Hükümetin kendileri gibi düşünmeyen, haksızlıklar karşısında sesini yükseltenlere karşı ne kadar tahammülsüz olduğu ifade eden Yılmaz, “En temel sendikal eylemler bile suç kapsamına alınarak yasa dışı bir şekilde suç ürettirmek istenmektedir. Çerçevesi Anayasa, yasalar ve uluslararası sözleşmelerle çizilmiş bulunan sendikal eylem ve faaliyetlerin, sırf hükümet politikalarına ters düştüğü için soruşturma konusu yapılması asla kabul edilemez. Sendikal eylemlerin siyasi baskı ve yönlendirmelerle suç kapsamına alınmak istenmesi, gücünü yasalardan alması gerekenlerin hukuku ayaklar altına alarak göz göre göre suç işlemesi anlamına gelmektedir” ifadelerine yer verdi.

“KENDİ SUÇLARINI GİZLEMEYE ÇALIŞANLAR DA ÇOK İYİ BİLMEKTEDİRLER”

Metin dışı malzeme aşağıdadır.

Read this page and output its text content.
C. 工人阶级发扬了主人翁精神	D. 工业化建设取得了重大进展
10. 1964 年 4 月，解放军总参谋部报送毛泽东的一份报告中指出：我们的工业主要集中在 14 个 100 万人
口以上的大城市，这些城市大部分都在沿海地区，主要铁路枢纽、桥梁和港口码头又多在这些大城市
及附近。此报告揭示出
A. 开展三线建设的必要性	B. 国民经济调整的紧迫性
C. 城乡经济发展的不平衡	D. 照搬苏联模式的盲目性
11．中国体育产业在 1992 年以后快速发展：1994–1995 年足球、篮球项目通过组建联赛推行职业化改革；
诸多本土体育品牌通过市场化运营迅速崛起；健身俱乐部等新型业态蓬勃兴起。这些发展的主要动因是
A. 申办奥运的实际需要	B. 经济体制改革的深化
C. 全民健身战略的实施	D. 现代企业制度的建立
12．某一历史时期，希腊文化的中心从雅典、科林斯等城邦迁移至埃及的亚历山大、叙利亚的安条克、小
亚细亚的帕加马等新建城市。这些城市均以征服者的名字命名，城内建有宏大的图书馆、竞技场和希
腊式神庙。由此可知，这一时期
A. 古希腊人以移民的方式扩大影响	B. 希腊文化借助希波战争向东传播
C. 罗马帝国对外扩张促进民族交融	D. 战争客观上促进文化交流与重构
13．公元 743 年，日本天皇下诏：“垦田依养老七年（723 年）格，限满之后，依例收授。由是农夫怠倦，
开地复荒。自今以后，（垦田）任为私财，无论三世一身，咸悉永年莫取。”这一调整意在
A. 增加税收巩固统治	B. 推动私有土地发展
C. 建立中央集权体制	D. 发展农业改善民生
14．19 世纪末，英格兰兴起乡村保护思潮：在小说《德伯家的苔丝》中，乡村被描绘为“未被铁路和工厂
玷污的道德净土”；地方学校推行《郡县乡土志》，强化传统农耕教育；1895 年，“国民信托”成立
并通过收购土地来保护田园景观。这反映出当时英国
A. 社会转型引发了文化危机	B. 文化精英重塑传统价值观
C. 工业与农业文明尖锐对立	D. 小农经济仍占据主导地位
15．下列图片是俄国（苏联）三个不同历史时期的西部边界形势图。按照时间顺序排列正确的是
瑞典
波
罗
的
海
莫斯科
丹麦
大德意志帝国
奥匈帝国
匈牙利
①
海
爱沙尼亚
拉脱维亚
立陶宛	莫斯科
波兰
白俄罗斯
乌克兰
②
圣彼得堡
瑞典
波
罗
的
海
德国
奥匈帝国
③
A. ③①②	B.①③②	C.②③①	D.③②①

Yaşamın her alanında kendisine mutlak itaat isteyen ve bunun için her fırsatı kullananların eğitim ve bilim emekçilerinin örgütlü mücadelesine yönelik her türlü hukuk dışı müdahalesinin karşısında duracaklarını ifade eden Yılmaz, “Hükümet, yeni eğitim yılına sayılı günler kala telafisi mümkün olmayan sonuçlara ve kaosa yol açacak çocuklarımıza ve eğitim emekçilerine büyük mağduriyetler yaşatacak hukuk dışı işlemleri geri çekmeli, hukuka ve yasalara saygılı olmalıdır. Bugün oluşturulan "puslu havayı" fırsat bilerek hareket edenler, yaptıklarının bedelini hukuk karşısında mutlaka ödeyecek, kimsenin yaptığı yanına kar kalmayacaktır. Eğitim emekçileri bugüne kadar hiçbir baskı ve tehdit karşısında diz çökmemiş, savunduğu ilke ve değerlerden taviz vermemiştir. Bunu eğitim emekçileri de, bizlere saldırarak kendi suçlarını gizlemeye çalışanlar da çok iyi bilmektedirler” dedi.

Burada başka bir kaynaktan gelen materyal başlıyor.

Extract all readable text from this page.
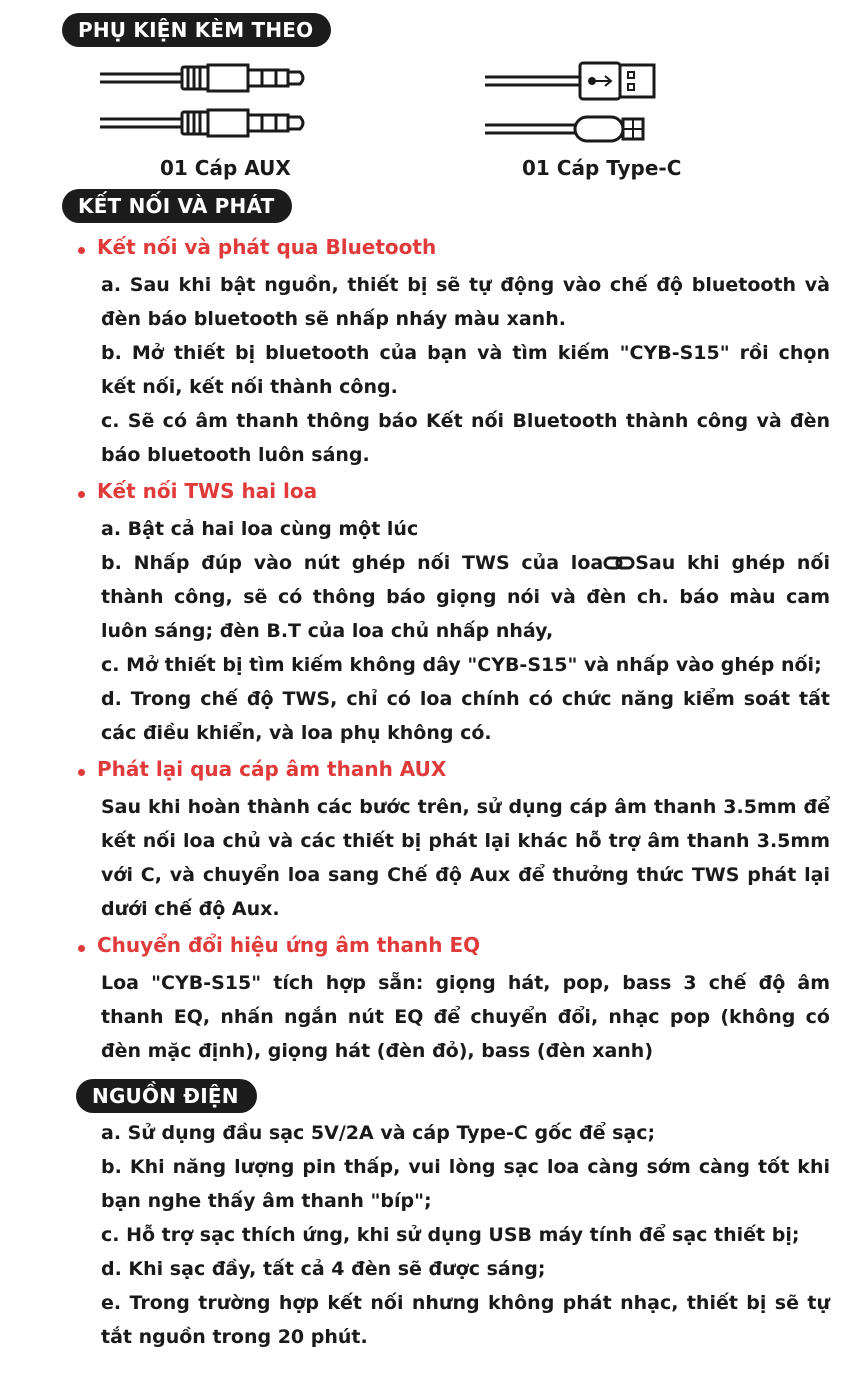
PHỤ KIỆN KÈM THEO
01 Cáp AUX	01 Cáp Type-C
KẾT NỐI VÀ PHÁT
Kết nối và phát qua Bluetooth
a. Sau khi bật nguồn, thiết bị sẽ tự động vào chế độ bluetooth và đèn báo bluetooth sẽ nhấp nháy màu xanh.
b. Mở thiết bị bluetooth của bạn và tìm kiếm "CYB-S15" rồi chọn kết nối, kết nối thành công.
c. Sẽ có âm thanh thông báo Kết nối Bluetooth thành công và đèn báo bluetooth luôn sáng.
Kết nối TWS hai loa
a. Bật cả hai loa cùng một lúc
b. Nhấp đúp vào nút ghép nối TWS của loa Sau khi ghép nối thành công, sẽ có thông báo giọng nói và đèn ch. báo màu cam luôn sáng; đèn B.T của loa chủ nhấp nháy,
c. Mở thiết bị tìm kiếm không dây "CYB-S15" và nhấp vào ghép nối;
d. Trong chế độ TWS, chỉ có loa chính có chức năng kiểm soát tất các điều khiển, và loa phụ không có.
Phát lại qua cáp âm thanh AUX
Sau khi hoàn thành các bước trên, sử dụng cáp âm thanh 3.5mm để kết nối loa chủ và các thiết bị phát lại khác hỗ trợ âm thanh 3.5mm với C, và chuyển loa sang Chế độ Aux để thưởng thức TWS phát lại dưới chế độ Aux.
Chuyển đổi hiệu ứng âm thanh EQ
Loa "CYB-S15" tích hợp sẵn: giọng hát, pop, bass 3 chế độ âm thanh EQ, nhấn ngắn nút EQ để chuyển đổi, nhạc pop (không có đèn mặc định), giọng hát (đèn đỏ), bass (đèn xanh)
NGUỒN ĐIỆN
a. Sử dụng đầu sạc 5V/2A và cáp Type-C gốc để sạc;
b. Khi năng lượng pin thấp, vui lòng sạc loa càng sớm càng tốt khi bạn nghe thấy âm thanh "bíp";
c. Hỗ trợ sạc thích ứng, khi sử dụng USB máy tính để sạc thiết bị;
d. Khi sạc đầy, tất cả 4 đèn sẽ được sáng;
e. Trong trường hợp kết nối nhưng không phát nhạc, thiết bị sẽ tự tắt nguồn trong 20 phút.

“KİMSE İTİBAR CELLATLIĞI YAPMASIN”

Hükümete muhalif olan her kesime karşı başlayan açığa alma ve görevden men etme işlemlerine eklenen 11 bin 285 eğitim çalışanının açığa alınması ile ilgili olarak konuşan Yılmaz, “Hiçbir hukuki belgeye somut delile dayanmadan yalnızca şüphe ve tahmin ile açığa almaların devam edeceğini" açıklayan başbakana karşı bir açıklama yaparak, ortada bir suç ya da suçlu varsa her şeyin hukuk kuralları" içinde yapılması gerektiğini söyledik. Ancak, hayata bakışları kot pantolon giyip, sol gazete okuyanların katli vaciptir anlayışı kadar sığ olanların, yaptığımız açıklamayı okumak yerine açıklamamıza "Eğitim Sen neden 14 bin PKK’lıyı destekliyor" diyerek açıklamadan bağımsız başlıkla sendikamızı karalama girişmeleri ve bu açıklamanın Türk Eğitim Sen Zonguldak il temsilcisi Şahin Ören'in sosyal medya hesabında paylaşması üzerine kendisine 6 Eylül günü gönderdiğim mesajda "Şahin’ i Eğitim Sen'le ilgili paylaştığın haber hiç şık olmamış çünkü alıntı yapılan site başlığı yorumlayarak yapmış. Keşke Eğitim SEN genel merkez sayfasından doğru haberi okusaydın. Ben dâhil bütün Eğitim Sen’liler teröre bulaşmış kim varsa hesabını versin bedelini ödesin "diyoruz. Ancak başbakanın dediği gibi "şüphe ve tahmin ettiğimiz "diyerek muğlak kişiye göre değişen yargılarla değil evrensel hukuk normlarıyla yapılacak araştırma ve soruşturmalar ile olsun diyoruz. Yoksa 15 Temmuz darbesini fırsata çeviren hükümet gibi herkesin kendi kafasına göre bir hukuk yarattığı ülkede bugün benim yarın da senin kapını çalarlar. Ben sana genel başkanının görevden almalarıyla ilgili açıklama linkini gönderiyorum bak ne güzel söylemiş. Genel başkanını utandırma, nerede bir terörist, it kopuk hırsız varsa cezalarını çeksin. Ama kimse itibar cellatlığı yapmasın. Kendine iyi bak"  demiştim.” İfadelerine yer verdi.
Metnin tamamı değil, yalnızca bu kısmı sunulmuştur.